Let's check the max and min of the date.

In [61]:
# Check the minimum of the date
# Hint: Use the min() method
data["Dt_Customer"].min()
Out[61]:
Timestamp('2012-01-08 00:00:00')
In [62]:
# Check the maximum of the date
# Hint: Use the max() method
data["Dt_Customer"].max()
Out[62]:
Timestamp('2014-12-06 00:00:00')

Think About It:

  • From the above output from the max function, we observed that the last customer enrollment date is December 6th, 2014. Can we extract the number of days a customer has been with the company using some date as the threshold? Can January 1st, 2015 be that threshold?
In [63]:
 # Assigning date to the day variable
data["day"] = "01-01-2015"                         

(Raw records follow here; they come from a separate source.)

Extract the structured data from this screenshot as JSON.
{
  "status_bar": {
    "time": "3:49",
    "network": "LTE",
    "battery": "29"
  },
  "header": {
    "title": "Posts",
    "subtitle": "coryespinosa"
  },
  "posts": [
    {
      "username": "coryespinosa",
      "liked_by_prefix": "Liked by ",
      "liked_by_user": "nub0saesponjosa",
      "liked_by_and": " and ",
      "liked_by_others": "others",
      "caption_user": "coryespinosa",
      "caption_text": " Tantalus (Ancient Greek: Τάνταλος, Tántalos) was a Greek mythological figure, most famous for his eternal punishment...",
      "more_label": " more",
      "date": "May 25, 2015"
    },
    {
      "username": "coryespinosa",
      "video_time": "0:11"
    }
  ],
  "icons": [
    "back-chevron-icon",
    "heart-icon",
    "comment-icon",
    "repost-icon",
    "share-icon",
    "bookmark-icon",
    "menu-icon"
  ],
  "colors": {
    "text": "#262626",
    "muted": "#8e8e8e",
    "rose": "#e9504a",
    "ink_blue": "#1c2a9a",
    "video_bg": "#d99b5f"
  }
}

# Converting the variable day to Python datetime object
data["day"] = pd.to_datetime(data.day)              
In [64]:
data["Engaged_in_days"] = (data["day"] - data["Dt_Customer"]).dt.days     

TotalAcceptedCmp¶

  • Let's create a new feature called "TotalAcceptedCmp" that shows how many offers customers have accepted.
In [65]:
# Add all the campaign related variables to get the total number of accepted campaigns by a customer
# "AcceptedCmp1", "AcceptedCmp2", "AcceptedCmp3", "AcceptedCmp4", "AcceptedCmp5", "Response"
data["TotalAcceptedCmp"] = data["AcceptedCmp1"] + data["AcceptedCmp2"] + data["AcceptedCmp3"] + data["AcceptedCmp4"] + data["AcceptedCmp5"] + data["Response"]

AmountPerPurchase¶

  • Let's create a new feature called "AmountPerPurchase" indicating the amount spent per purchase.
In [66]:
# Divide the "Expenses" by "NumTotalPurchases" to create the new feature AmountPerPurchase 
data['AmountPerPurchase'] = data["Expenses"] / data["NumTotalPurchases"]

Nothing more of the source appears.